The head of Reporters Without Borders, Christophe Deloire, said Putin had “graced” the murder accomplice, calling it “the usual cynicism by the Kremlin chief.”
Atone with blood
Politkovskaya was well known for her forthright criticism of the Kremlin, denouncing alleged abuses by Chechen leader Ramzan Kadyrov and writing a scathing book on President Vladimir Putin’s rise to power.
While Khadzhikurbanov and four others were jailed for carrying out the killing, the European Court of Human Rights in 2018 criticised Russian investigators for failing to properly look into who contracted the crime.

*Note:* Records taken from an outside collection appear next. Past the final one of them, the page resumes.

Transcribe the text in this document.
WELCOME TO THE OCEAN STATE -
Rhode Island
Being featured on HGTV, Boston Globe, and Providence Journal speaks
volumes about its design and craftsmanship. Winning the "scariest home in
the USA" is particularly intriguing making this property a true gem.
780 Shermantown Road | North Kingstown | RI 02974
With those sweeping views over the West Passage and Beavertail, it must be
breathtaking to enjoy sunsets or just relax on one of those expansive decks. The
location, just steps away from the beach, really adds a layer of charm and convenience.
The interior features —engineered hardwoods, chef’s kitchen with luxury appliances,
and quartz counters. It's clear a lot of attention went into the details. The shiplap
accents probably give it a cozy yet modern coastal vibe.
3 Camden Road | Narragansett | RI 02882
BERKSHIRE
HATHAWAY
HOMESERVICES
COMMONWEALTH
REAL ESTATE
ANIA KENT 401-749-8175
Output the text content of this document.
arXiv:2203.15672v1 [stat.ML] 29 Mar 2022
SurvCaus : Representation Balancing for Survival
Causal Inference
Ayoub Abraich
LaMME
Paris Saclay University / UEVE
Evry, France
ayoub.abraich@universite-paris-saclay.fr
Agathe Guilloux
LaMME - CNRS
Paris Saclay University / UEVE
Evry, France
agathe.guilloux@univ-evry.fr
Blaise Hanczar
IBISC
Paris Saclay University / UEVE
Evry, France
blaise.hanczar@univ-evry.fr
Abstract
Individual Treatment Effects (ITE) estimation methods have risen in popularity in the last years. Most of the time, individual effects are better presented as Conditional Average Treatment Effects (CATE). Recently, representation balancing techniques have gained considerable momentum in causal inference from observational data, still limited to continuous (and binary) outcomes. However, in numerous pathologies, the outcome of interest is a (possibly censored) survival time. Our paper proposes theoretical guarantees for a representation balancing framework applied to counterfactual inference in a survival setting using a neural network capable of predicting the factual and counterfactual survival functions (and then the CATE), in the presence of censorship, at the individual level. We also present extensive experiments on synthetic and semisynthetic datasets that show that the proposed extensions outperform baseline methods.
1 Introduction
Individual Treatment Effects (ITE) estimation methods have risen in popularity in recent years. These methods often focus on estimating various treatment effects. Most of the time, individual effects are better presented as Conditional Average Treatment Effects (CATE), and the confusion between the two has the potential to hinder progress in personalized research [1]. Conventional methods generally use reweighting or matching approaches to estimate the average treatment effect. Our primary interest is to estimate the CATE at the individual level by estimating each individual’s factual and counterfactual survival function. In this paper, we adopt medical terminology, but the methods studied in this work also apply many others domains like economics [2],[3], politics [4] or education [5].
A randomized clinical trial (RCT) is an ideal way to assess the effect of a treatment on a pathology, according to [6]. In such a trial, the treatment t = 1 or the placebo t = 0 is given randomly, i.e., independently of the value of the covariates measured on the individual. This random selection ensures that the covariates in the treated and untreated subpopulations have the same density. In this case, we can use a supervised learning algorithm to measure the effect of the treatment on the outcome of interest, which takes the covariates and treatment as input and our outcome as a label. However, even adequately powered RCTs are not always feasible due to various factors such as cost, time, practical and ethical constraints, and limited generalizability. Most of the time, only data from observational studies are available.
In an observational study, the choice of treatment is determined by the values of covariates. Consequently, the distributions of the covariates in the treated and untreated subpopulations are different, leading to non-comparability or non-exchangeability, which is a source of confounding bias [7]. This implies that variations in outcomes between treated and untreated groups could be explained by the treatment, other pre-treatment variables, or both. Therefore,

Politkovskaya had written books and articles detailing what she described as brutality by Russian and pro-Russian security forces during the Chechen war, and had allegedly faced intimidation from Putin-ally Kadyrov and his subordinates.
Khadzhikurbanov’s pardon, which was first reported by the RBC and Baza news outlets, comes amid renewed scrutiny surrounding the use of convicts in Ukraine, after the controversial pardon of a man who had brutally murdered his ex-girlfriend.
One of many prisoner recruits
The Kremlin last week acknowledged the use of prisoner recruits to fight in the conflict and said convicts who “atone for their crime on the battlefield with blood” could be pardoned.
“They are atoning with blood in storm brigades, under bullets and under shells,” Kremlin spokesman Dmitry Peskov said on Friday.
President Vladimir Putin said in September that Russian prisoners who died in Ukraine had “redeemed themselves” in the eyes of society.
Russia has probably recruited 100,000 people from prisons to fight, Olga Romanova, head of an independent prisoners’ rights group has estimated.
Russian media outlets have reported several instances of released prisoners going on to commit serious offences, including murders, after leaving the army.